Detector can be initialized with options, SetN to set the n-gram size, SetLang to set the detector's language model and assign the appropriate stopwords and SetStopWords to assign a custom list of stopwords. Do not use SetLang alongside with SetStopWords as it will override one another.

plagiarism.SetN(n int) Option // will set the desired n-gram size
plagiarism.SetLang(lang string) Option // will set the detector's language and assign the default stopwords
plagiarism.SetStopWords(stopWords []string) Option // will set a custom list of stopwords as the default

To use the detector with options, simple pass the options during initialization.

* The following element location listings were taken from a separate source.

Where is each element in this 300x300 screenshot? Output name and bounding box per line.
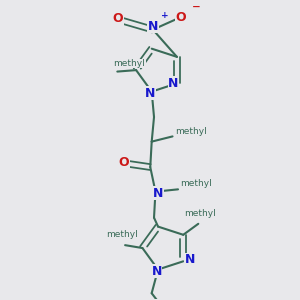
Text: +: + [161, 11, 168, 20]
Text: N: N [152, 265, 162, 278]
Text: O: O [176, 11, 186, 24]
Text: methyl: methyl [175, 127, 207, 136]
Text: N: N [184, 254, 195, 266]
Text: methyl: methyl [184, 209, 216, 218]
Text: −: − [192, 2, 201, 11]
Text: methyl: methyl [106, 230, 137, 239]
Text: N: N [148, 20, 158, 33]
Text: O: O [112, 12, 123, 26]
Text: methyl: methyl [114, 59, 145, 68]
Text: N: N [153, 187, 164, 200]
Text: N: N [145, 86, 155, 100]
Text: methyl: methyl [180, 179, 212, 188]
Text: N: N [168, 77, 178, 90]
Text: O: O [118, 156, 129, 169]
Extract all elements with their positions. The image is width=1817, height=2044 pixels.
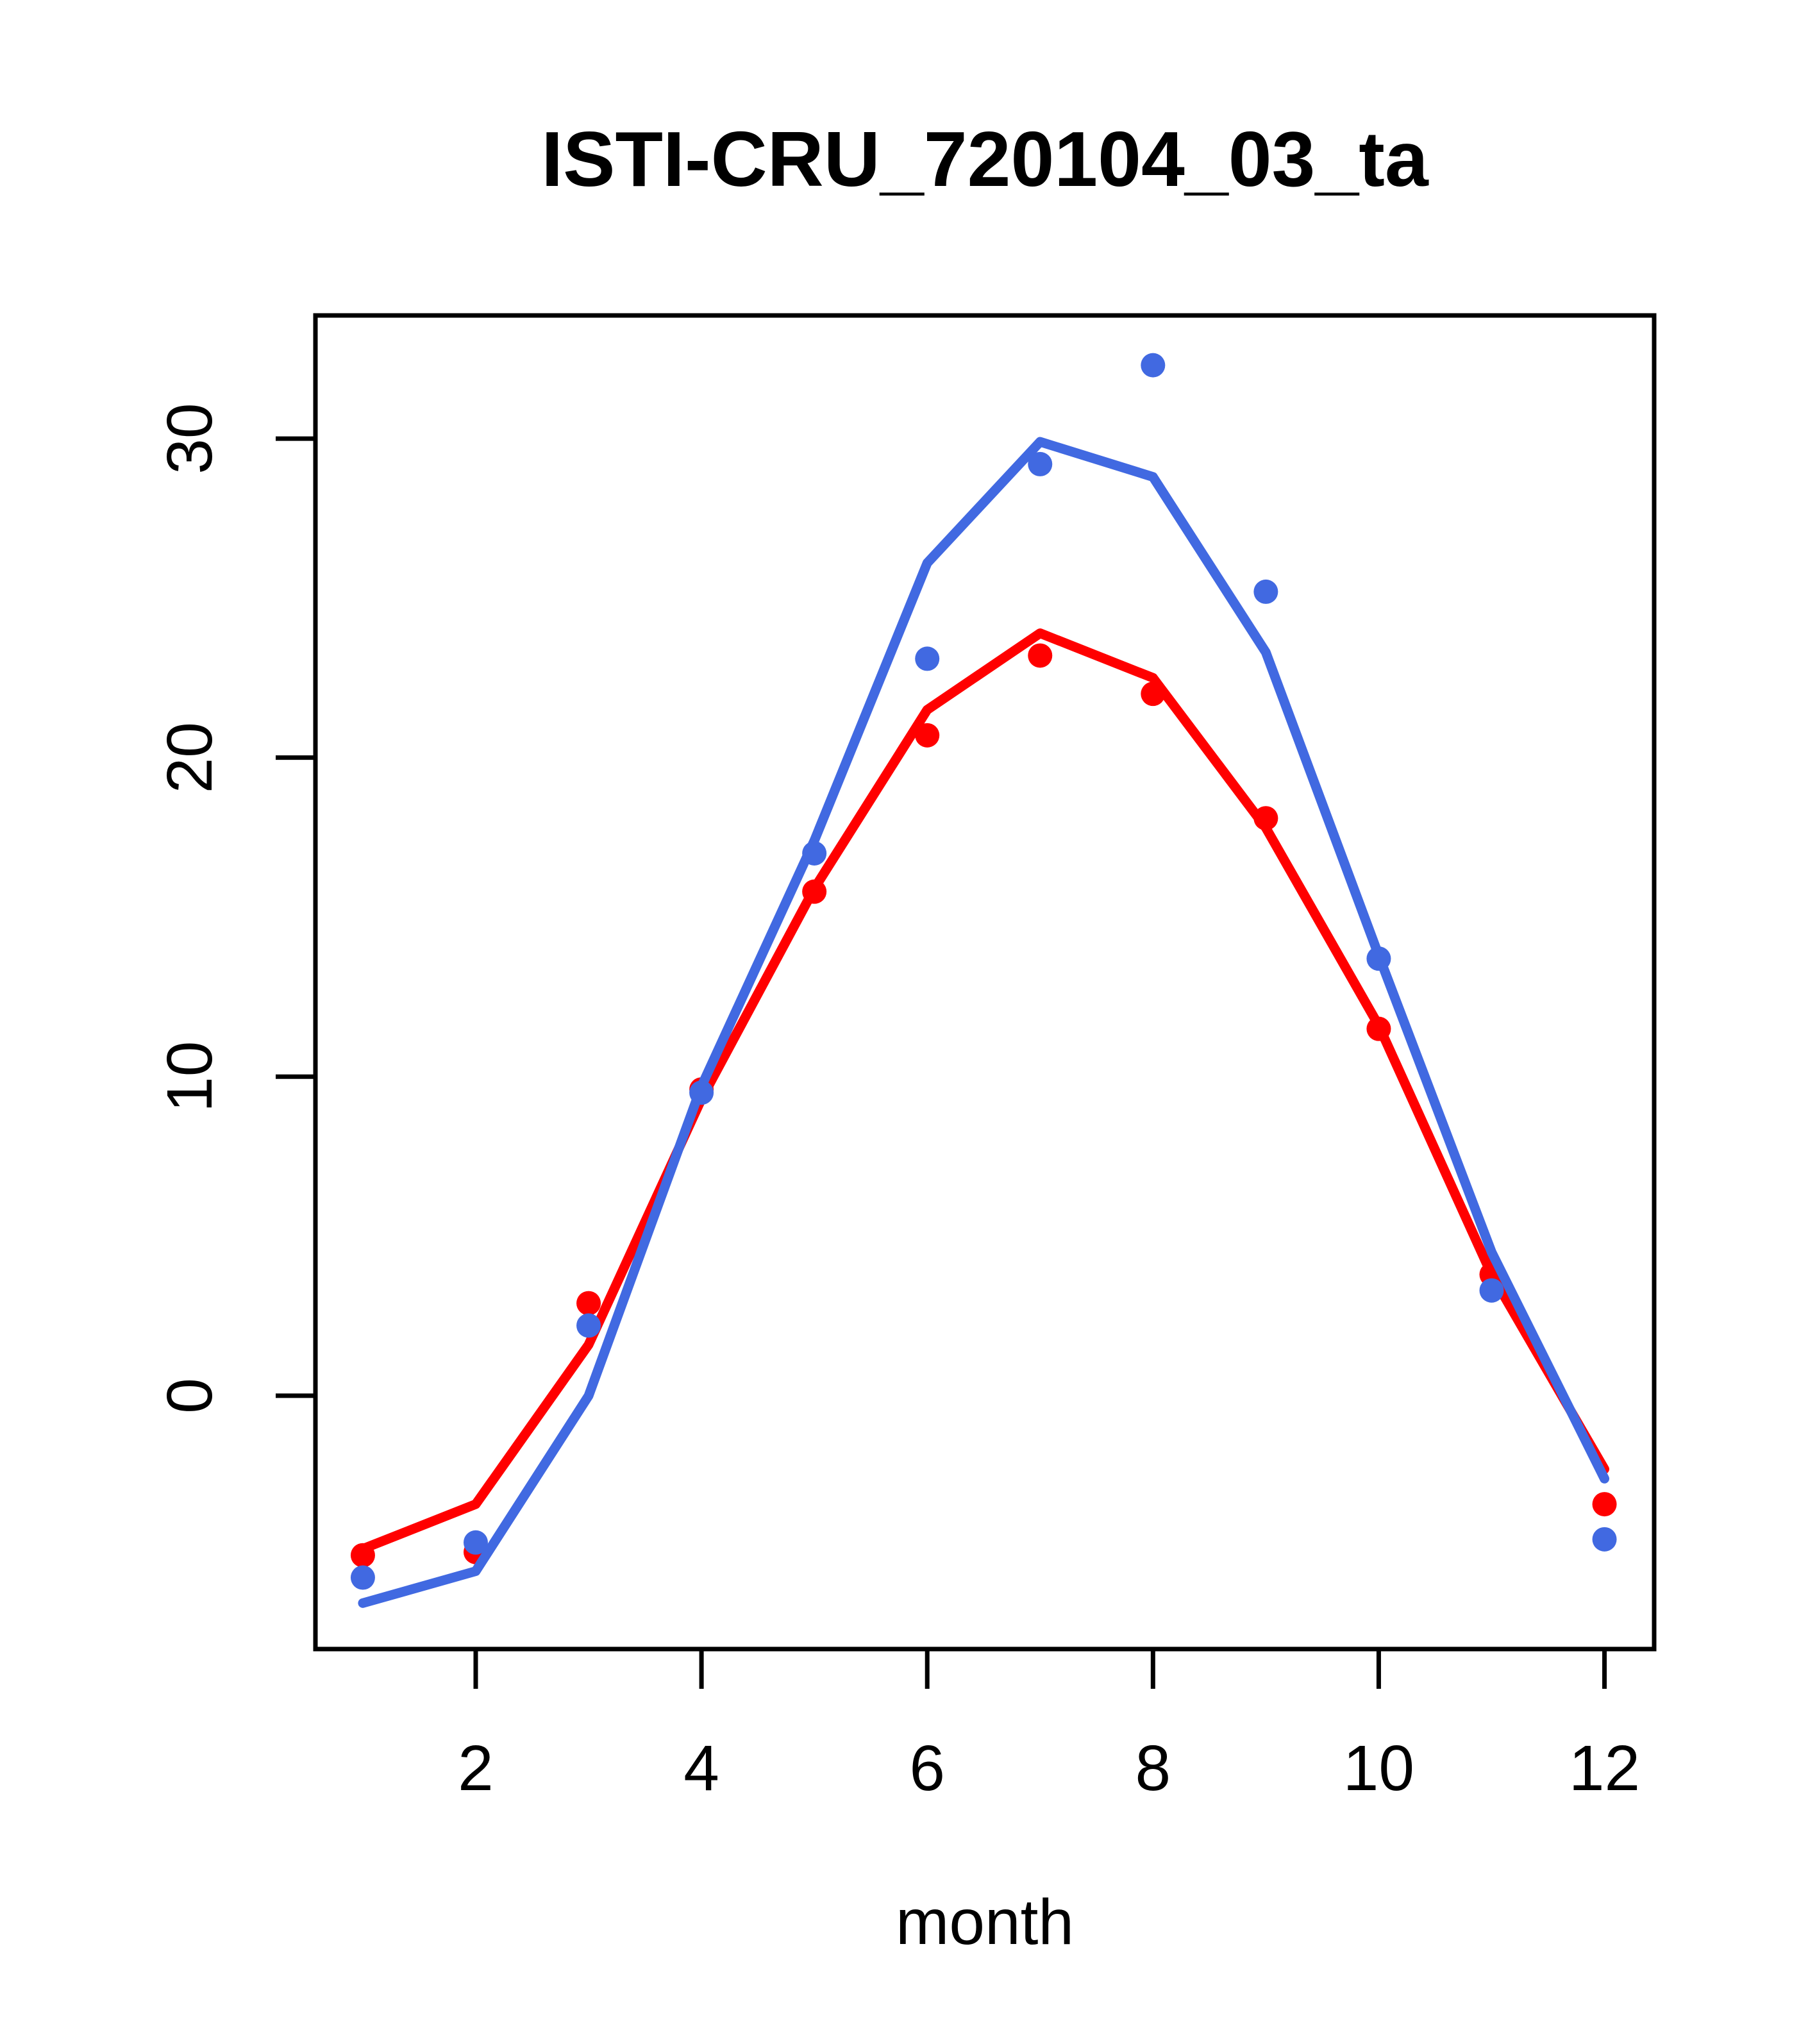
- x-tick-label: 8: [1135, 1732, 1171, 1804]
- red-line-series: [358, 628, 1610, 1554]
- x-tick-label: 6: [909, 1732, 945, 1804]
- blue-point: [1479, 1278, 1504, 1303]
- red-point: [1028, 643, 1053, 668]
- y-tick-label: 10: [154, 1041, 226, 1112]
- x-tick-label: 12: [1569, 1732, 1640, 1804]
- x-tick-label: 2: [458, 1732, 494, 1804]
- red-point: [802, 879, 827, 904]
- blue-point: [1253, 579, 1278, 604]
- blue-line-series: [358, 437, 1610, 1608]
- chart-title: ISTI-CRU_720104_03_ta: [541, 115, 1429, 203]
- blue-point: [1141, 353, 1166, 378]
- blue-point: [1366, 946, 1391, 971]
- plot-area: 2 4 6 8 10 12 0 10 20 30: [154, 313, 1657, 1804]
- y-tick-label: 20: [154, 722, 226, 793]
- red-point: [1141, 682, 1166, 707]
- blue-point: [689, 1080, 714, 1105]
- blue-point: [1028, 451, 1053, 476]
- plot-box: [313, 313, 1657, 1652]
- blue-point: [576, 1313, 601, 1338]
- red-point: [1253, 806, 1278, 831]
- y-tick-label: 30: [154, 403, 226, 474]
- red-point: [1366, 1016, 1391, 1041]
- blue-point: [1592, 1527, 1617, 1552]
- red-point: [576, 1291, 601, 1316]
- red-point: [1592, 1492, 1617, 1517]
- x-axis-label: month: [896, 1886, 1074, 1958]
- red-point: [915, 723, 940, 748]
- x-tick-label: 4: [683, 1732, 719, 1804]
- blue-point: [915, 646, 940, 671]
- y-tick-label: 0: [154, 1378, 226, 1414]
- x-tick-label: 10: [1343, 1732, 1414, 1804]
- blue-point: [463, 1530, 488, 1555]
- blue-point: [802, 841, 827, 866]
- blue-point: [350, 1565, 375, 1590]
- red-point: [350, 1543, 375, 1568]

// create a detector with 12 N n-gram size and set the language to Greek
detector, err := plagiarism.NewDetector(plagiarism.SetN(12), plagiarism.SetLang("el"))
// create a detector with default n-gram size (8) and set a custom stopword list
detector, err := plagiarism.NewDetector(plagiarism.SetStopWords([]string{"ο", "του", "η", "της", "αλλά"}))

Supported Languages

You can find all supported languages in the stopwords.go file. All supported languages use the ISO639-1 code format as a key (string) and the corresponding stopwods list ([]string) as a value.

ISO 639-1 Language Tested Tests
bg Bulgarian Partially Tested 1
de German Tested (>10K Articles) 1
el Greek Tested (>10M Articles) 5
en English Tested (>1M Articles) 2
fi Finnish Partially Tested 1
fr French Partially Tested 1
hr Croatian Partially Tested 1
hu Hungarian Partially Tested 1
it Italian Tested (>10K Articles) 1
nl Dutch, Flemish Partially Tested 1
no Norwegian Partially Tested 1
pl Polish Partially Tested 1
pt Portuguese Partially Tested 1
ro Romanian Partially Tested 1
ru Russian Tested (>10K Articles) 1
tr Turkish Tested (>100K Articles) 1
uk Ukrainian Partially Tested 1

TODO List

  • Include additional test cases for each language
  • Include tests with various n-gram sizes
  • Introduce a GetSimilar method to retrieve similar passages

Test Coverage

go test -v

Contributing

If you're new to contributing to Open Source on Github, this guide can help you get started. Please check out the contribution guide for more details on how issues and pull requests work. Before contributing be sure to review the code of conduct.

license

This library is distributed under the MIT license found in the LICENSE file.